Just FYI. I can confirm the TFLite model works on Android. The problems I have right now are:

  1. The accuracy is not good enough. E.g. it will not correctly recognize “one two three four”. Not sure if it’s related to the model conversion. I’ll set up a server version for comparison.

  2. The LM is too huge. If we can get it down to a few hundreds of MB (or even less) it would be suitable to run on Android directly.

-rw-r–r-- 1 li li 213 Mar 14 11:05 ._alphabet.txt
-rw-r–r-- 1 li li 329 Mar 14 11:05 alphabet.txt
-rw-r–r-- 1 li li 213 Mar 14 11:05 ._lm.binary
-rw-r–r-- 1 li li 1.7G Mar 14 11:05 lm.binary
-rw-r–r-- 1 li li 181M Mar 14 11:05 output_graph.pb
-rw-r–r-- 1 li li 181M Mar 14 11:04 output_graph.pbmm
-rw-r–r-- 1 li li 181M Mar 14 11:04 output_graph.rounded.pb
-rw-r–r-- 1 li li 181M Mar 14 11:05 output_graph.rounded.pbmm
-rw-r–r-- 1 li li 46M Mar 14 11:05 output_graph.tflite
-rw-r–r-- 1 li li 21M Mar 14 11:05 trie
-rw-r–r-- 1 li li 213 Mar 14 11:05 ._trie

That depends on a lot of parameters, our testing with native american speakers gave good results, and myself being a non native american I could get some things pretty well. We measured WER impact and found that TF Lite prior to quantization was ~8.5% WER and with quantization it was ~10.2%

Yes, we know, this still needs somework and that is why the code is in the repo but not too much advertised about yet, or why there is not yet a .tflite file officially released.

Is the 8.5 or 10.2 WER with or without LM? Yes, I’m not a native speaker which could be one of the reasons.
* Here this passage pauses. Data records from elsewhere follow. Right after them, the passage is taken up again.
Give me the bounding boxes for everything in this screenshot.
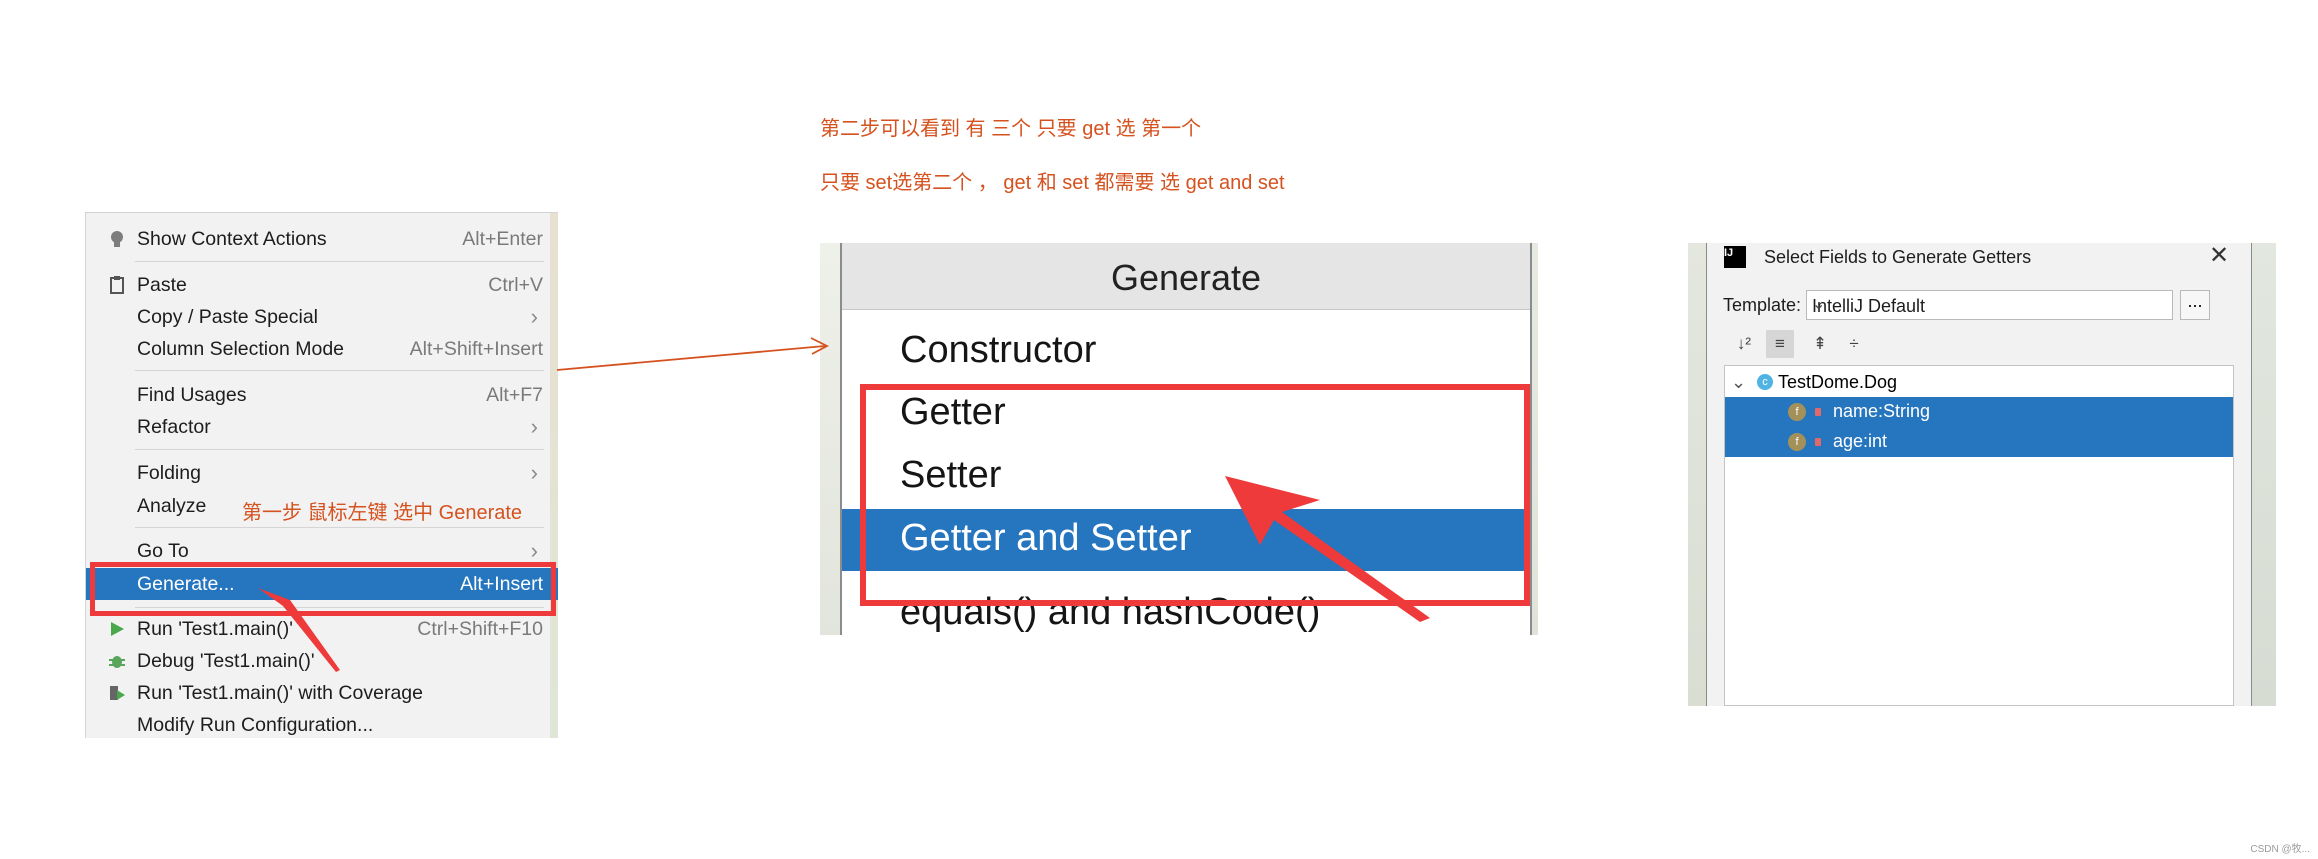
pointer-arrow-getter-setter (1225, 476, 1430, 622)
annotation-arrows (258, 337, 1430, 672)
pointer-arrow-generate (258, 588, 340, 672)
connector-arrow (556, 337, 829, 371)
watermark: CSDN @牧... (2250, 844, 2310, 855)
Maybe I need set up a standard test environment with WSJ or LibriSpeech.

As much as I recall it was with the LM.

Another parameter was also the way the microphone is being accessed. It’s freshly merged, but no release yet, but you can use mozillaspeechlibrary with DeepSpeech now: https://github.com/mozilla/androidspeech/

And specifically, when working on that, I found that parameter to have a real impact: https://github.com/mozilla/androidspeech/commit/2bf0774519fa58249e214bfc34b72b1e742d50a1

@lissyx I was able to generate a Quantized version of TFLite model which is only 47.3 MB and the inference results were close to the model before quantization, atleast with the samples that we had trained the original network.

I had a question about the quantization approach that is adopted, is the quantization going to only compress the model size for storage, is the resulting time for inference going to the same as the previous/bigger model?

Is there a plan to perform quantization aware training for DeepSpeech, so that the resulting inference is also faster and more accurate?

All the details are in https://github.com/mozilla/DeepSpeech/issues/1850

Not as of now, perfs are good enough for the current use cases priorities and we have to optimize the language model that is currently blocking us from having something complete.